王婆子说话很不中听,但有一点说得于家媳妇心动:“再说我那远房亲戚说了彩礼给这个数。”
她比了个数字,不屑地侧脸看了下于家媳妇背着的儿子:“你养儿子不容易吧?有了这钱,又有人帮衬,总比你一个女流养活一家子来的轻松。”
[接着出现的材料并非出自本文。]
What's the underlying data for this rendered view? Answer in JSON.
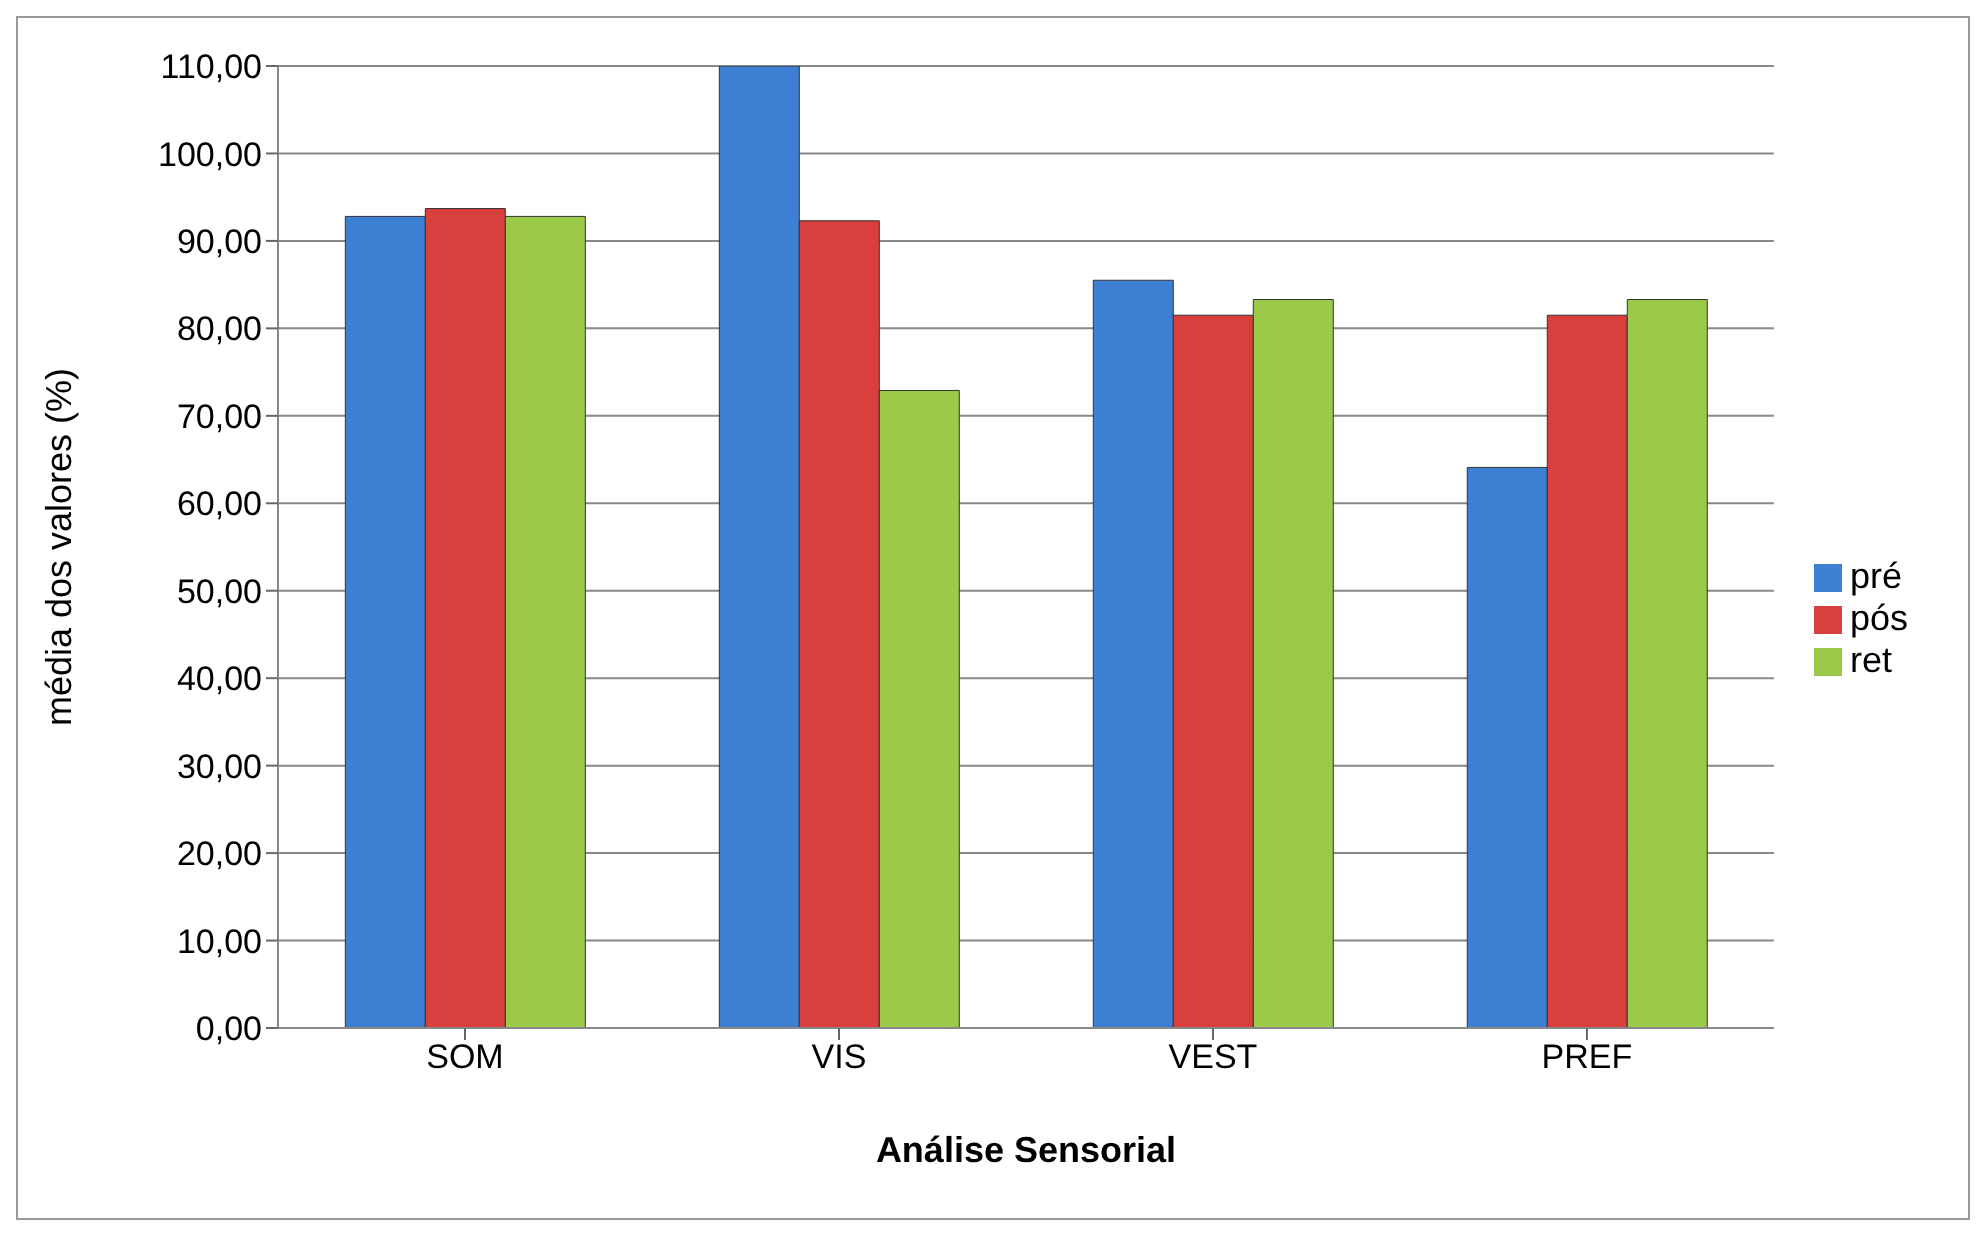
{
  "chart_data": {
    "type": "bar",
    "xlabel": "Análise Sensorial",
    "ylabel": "média dos valores (%)",
    "categories": [
      "SOM",
      "VIS",
      "VEST",
      "PREF"
    ],
    "series": [
      {
        "name": "pré",
        "color": "#3d7fd3",
        "values": [
          92.8,
          110,
          85.5,
          64.1
        ]
      },
      {
        "name": "pós",
        "color": "#d83f3d",
        "values": [
          93.7,
          92.3,
          81.5,
          81.5
        ]
      },
      {
        "name": "ret",
        "color": "#9bc94a",
        "values": [
          92.8,
          72.9,
          83.3,
          83.3
        ]
      }
    ],
    "ylim": [
      0,
      110
    ],
    "yticks": [
      {
        "value": 0,
        "label": "0,00"
      },
      {
        "value": 10,
        "label": "10,00"
      },
      {
        "value": 20,
        "label": "20,00"
      },
      {
        "value": 30,
        "label": "30,00"
      },
      {
        "value": 40,
        "label": "40,00"
      },
      {
        "value": 50,
        "label": "50,00"
      },
      {
        "value": 60,
        "label": "60,00"
      },
      {
        "value": 70,
        "label": "70,00"
      },
      {
        "value": 80,
        "label": "80,00"
      },
      {
        "value": 90,
        "label": "90,00"
      },
      {
        "value": 100,
        "label": "100,00"
      },
      {
        "value": 110,
        "label": "110,00"
      }
    ],
    "grid": "y",
    "legend": "right"
  }
}
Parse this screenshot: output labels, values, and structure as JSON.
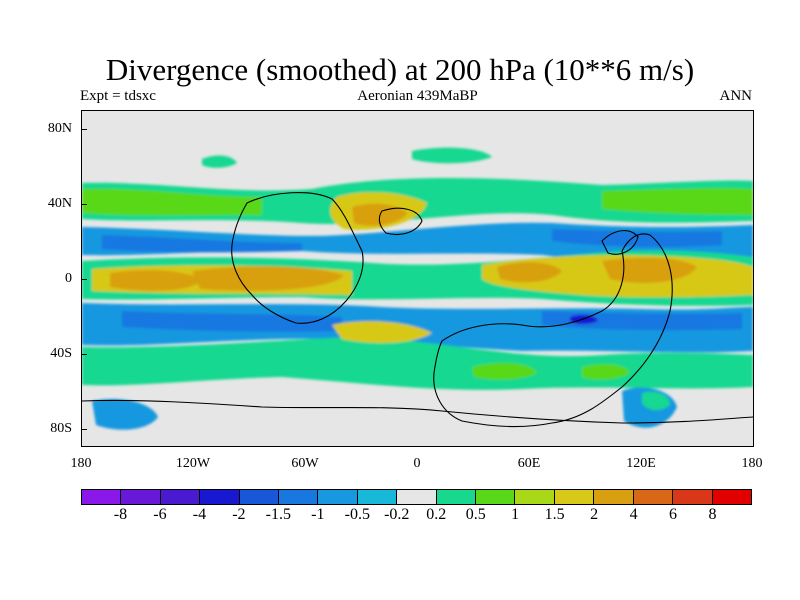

本来没听进耳朵里的于家媳妇听到王八婆说到她儿子,立刻有些动摇了。
她日日靠着浣洗养她儿子的确不容易,况且最近她女儿又到处乱跑,不知道去做什么。
让她肩膀上担子重了很多。
“再说……”王八婆不坏好意地凑近了于家媳妇的耳朵边,刻意压低的声音藏着自己也没察觉的恶意:“若是被哪个穷小子给勾了去,就怕弄得要死要活,家宅不宁啊!”
尖细的声音带着刻薄的冷意。
“那些穷小子,别说只有一张花言巧语的嘴,更是连一分银子也不定能掏出来,女娃娃可不是给白养了吗?”压低的试探藏着看不见的刀锋,刮过于家媳妇的耳朵。
这话说到了于家媳妇的心坎里。
她心中惴惴不安,又仔细思量了下大女儿最近的表现,的确是诡异又奇怪。
放在之前,她可能不会被王八婆三言两语给挑动,到了此刻,却难免会有些胡乱猜忌。
“嗯嗯。”她胡乱点了点头,急着先撇开王八婆,手忙脚乱地告别:“我会考虑的。”
于家媳妇虽然手小脚也小,但脚程并不慢,很快就从王八婆身边走远了。
隔着一阵大风,张狂地吹起她素色的头巾,露出底下惊慌失措的一张脸。
王八婆啐了一口,把眼神从于家媳妇娇小的身体里抽回来。
“这小娘们,没了丈夫还这么风骚。”王八婆很恨道,想起自家男人看于家媳妇那馋肉的目光,就想多啐几口。
奈何于家媳妇跑的过快,很快就没影了。
她想了想自己比划出来的彩礼,又想了想于家媳妇眼里的犹豫。
心中冷冷哼了一声。
她家那远房亲戚能拿出这么高的彩礼,自然不可能做亏本买卖。
男人脾气暴躁又易怒,之前那个媳妇就常常挨他的打,打到最后,出气多进气少都是常有的。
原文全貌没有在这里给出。